Curb commercial sprawl to attract talent: Report
Knowledge-economy workers in two GTA megazones will go where they can get downtown-style amenities.
TheStar.com
June 2, 2017
Tess Kalinowski
The Toronto region needs to stop building office parks surrounded by giant, parking lots on the fringes and start urbanizing its job zones, putting employment near transit and creating pedestrian friendly business parks.
Urban planner Pamela Blais says the same measures being used to curb housing sprawl need to apply to the commercial sector to cut congestion and ensure the region continues to attract the talent that will feed employment growth.
She has written detailed profiles of two of the region's longstanding employment megazones being published this week by the non-profit Neptis Foundation, which has been studying the impact of provincial anti-sprawl policies.
The study areas known as Tor-York East and Tor-York West both traverse Toronto and York Region. Combined, they represent about 245,000 jobs, mostly in industries that drive growth in the region and are economically significant in Canada.
While the Greater Golden Horseshoe lost jobs between 2001 and 2011, these two employment zones actually made gains.
There were 470,000 jobs downtown and about 300,000 in the Pearson airport employment megazone during the study period which ends in 2011, the year of the latest available statistics. There has been growth since, said Blais. Toronto, for example, put the number of downtown jobs at 511,000 last year.
Her reports track the loss of traditional manufacturing jobs in Tor-York East and West and the incursion of new knowledge-based industries — employers that covet top talent and a diverse labour pool.
But those workers will go where they can get downtown style amenities.

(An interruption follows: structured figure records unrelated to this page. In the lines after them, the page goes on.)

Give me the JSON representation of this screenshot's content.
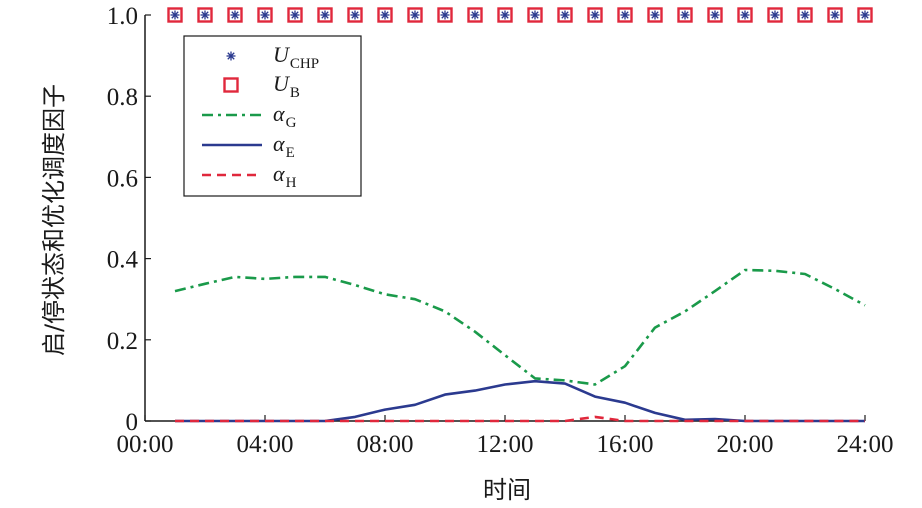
{
  "chart_data": {
    "type": "line",
    "xlabel": "时间",
    "ylabel": "启/停状态和优化调度因子",
    "xlim": [
      0,
      24
    ],
    "ylim": [
      0,
      1
    ],
    "x_ticks": [
      0,
      4,
      8,
      12,
      16,
      20,
      24
    ],
    "x_tick_labels": [
      "00:00",
      "04:00",
      "08:00",
      "12:00",
      "16:00",
      "20:00",
      "24:00"
    ],
    "y_ticks": [
      0,
      0.2,
      0.4,
      0.6,
      0.8,
      1.0
    ],
    "y_tick_labels": [
      "0",
      "0.2",
      "0.4",
      "0.6",
      "0.8",
      "1.0"
    ],
    "grid": false,
    "legend_position": "top-left",
    "x": [
      1,
      2,
      3,
      4,
      5,
      6,
      7,
      8,
      9,
      10,
      11,
      12,
      13,
      14,
      15,
      16,
      17,
      18,
      19,
      20,
      21,
      22,
      23,
      24
    ],
    "series": [
      {
        "name": "U",
        "subscript": "CHP",
        "style": "marker-star",
        "color": "#2b3a8f",
        "values": [
          1,
          1,
          1,
          1,
          1,
          1,
          1,
          1,
          1,
          1,
          1,
          1,
          1,
          1,
          1,
          1,
          1,
          1,
          1,
          1,
          1,
          1,
          1,
          1
        ]
      },
      {
        "name": "U",
        "subscript": "B",
        "style": "marker-square",
        "color": "#e0283c",
        "values": [
          1,
          1,
          1,
          1,
          1,
          1,
          1,
          1,
          1,
          1,
          1,
          1,
          1,
          1,
          1,
          1,
          1,
          1,
          1,
          1,
          1,
          1,
          1,
          1
        ]
      },
      {
        "name": "α",
        "subscript": "G",
        "style": "dashdot",
        "color": "#1a9a4a",
        "values": [
          0.32,
          0.338,
          0.355,
          0.35,
          0.355,
          0.355,
          0.335,
          0.312,
          0.3,
          0.27,
          0.22,
          0.162,
          0.105,
          0.1,
          0.09,
          0.135,
          0.23,
          0.27,
          0.32,
          0.372,
          0.37,
          0.362,
          0.325,
          0.285
        ]
      },
      {
        "name": "α",
        "subscript": "E",
        "style": "solid",
        "color": "#2b3a8f",
        "values": [
          0,
          0,
          0,
          0,
          0,
          0,
          0.01,
          0.028,
          0.04,
          0.065,
          0.075,
          0.09,
          0.098,
          0.092,
          0.06,
          0.045,
          0.02,
          0.003,
          0.005,
          0,
          0,
          0,
          0,
          0
        ]
      },
      {
        "name": "α",
        "subscript": "H",
        "style": "dashed",
        "color": "#e0283c",
        "values": [
          0,
          0,
          0,
          0,
          0,
          0,
          0,
          0,
          0,
          0,
          0,
          0,
          0,
          0,
          0.01,
          0,
          0,
          0,
          0,
          0,
          0,
          0,
          0,
          0
        ]
      }
    ]
  }
}
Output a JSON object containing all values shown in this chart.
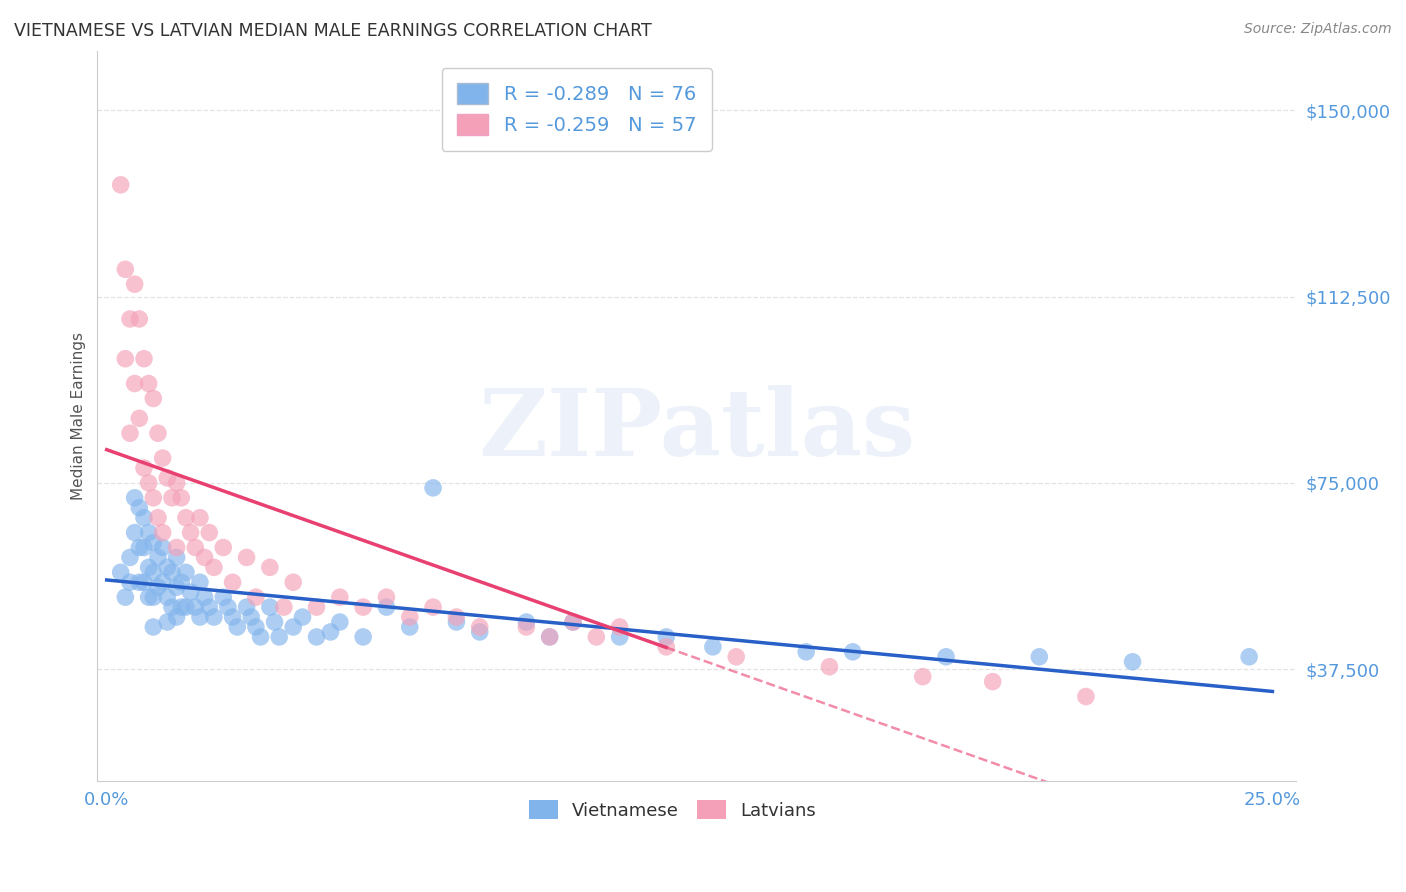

"You can't really talk about complete communities without talking about employment," said Blais. "There's a move away from the sterile business park to one where people are able to walk out to lunch and have a pizza without having to get in their car and drive.”
Emerging jobs are compatible with multi-storey office towers rather than low, spread-out manufacturing facilities. Redeveloping the surface parking lots and building on some vacant business park sites could free up space for up to 57,000 office workers, according to Blais.
Many of those offices would be in easy reach of new transit such as the Viva bus rapid transit (BRT) along Highway 7. But even that service, the subway to the Vaughan Metropolitan Centre and expanded two-way, all-day GO service won't be enough to put all workers in the megazones on transit, she said.
Employment megazones haven't been included in Ontario's recently updated Growth Plan, which has instead focused on residential growth, said Neptis executive director Marcy Burchfield.
Where York Region has introduced BRT, the planning is still focused on cars, she said.
"Even though the BRT is going through there, it's not friendly to pedestrians. When you go into where much of the financial business services are concentrated, they are still planned around surface parking lots and there are less amenities in them," said Burchfield.
Neptis's employment megazones are a microcosm of what's happening in the broad economy, she said.
"To realize the full potential of the megazones is really critical to the economic prosperity of our region," said Burchfield.
"That means restricting office development at the edges of the region. No more new suburban office parks. The 100 million sq. ft. of office space we're expecting to plan for over the next 25 years — we have to do that in a way that maximizes out transit investments and the economic potential," she said.
York Region officials say Blais's reports are proof that their urban planning is paying off in jobs. The amenities, they say, are coming.
"Both areas have done well to attract jobs in the knowledge-based economy that we've been moving towards," said Paul Freeman, manager of planning policy.
Vaughan Metropolitan Centre and Markham Centre have seen more than 1 million sq. ft. of new office development over the last four years, including facilities built or being development by KPMG, Miller Thomson, PwC and Aviva Canada, said Doug Lindeblom, director of economic strategy.
He cited Lenovo Canada, TD Insurance and General Motors developments south of Markham Centre in the employment megazone.
"We're building cities. We're building different kinds of cities than you'll see in downtown Toronto but the amenities are coming," he said, adding the office development has been driven by the development of about 10,000 condo units in the region over the last three years.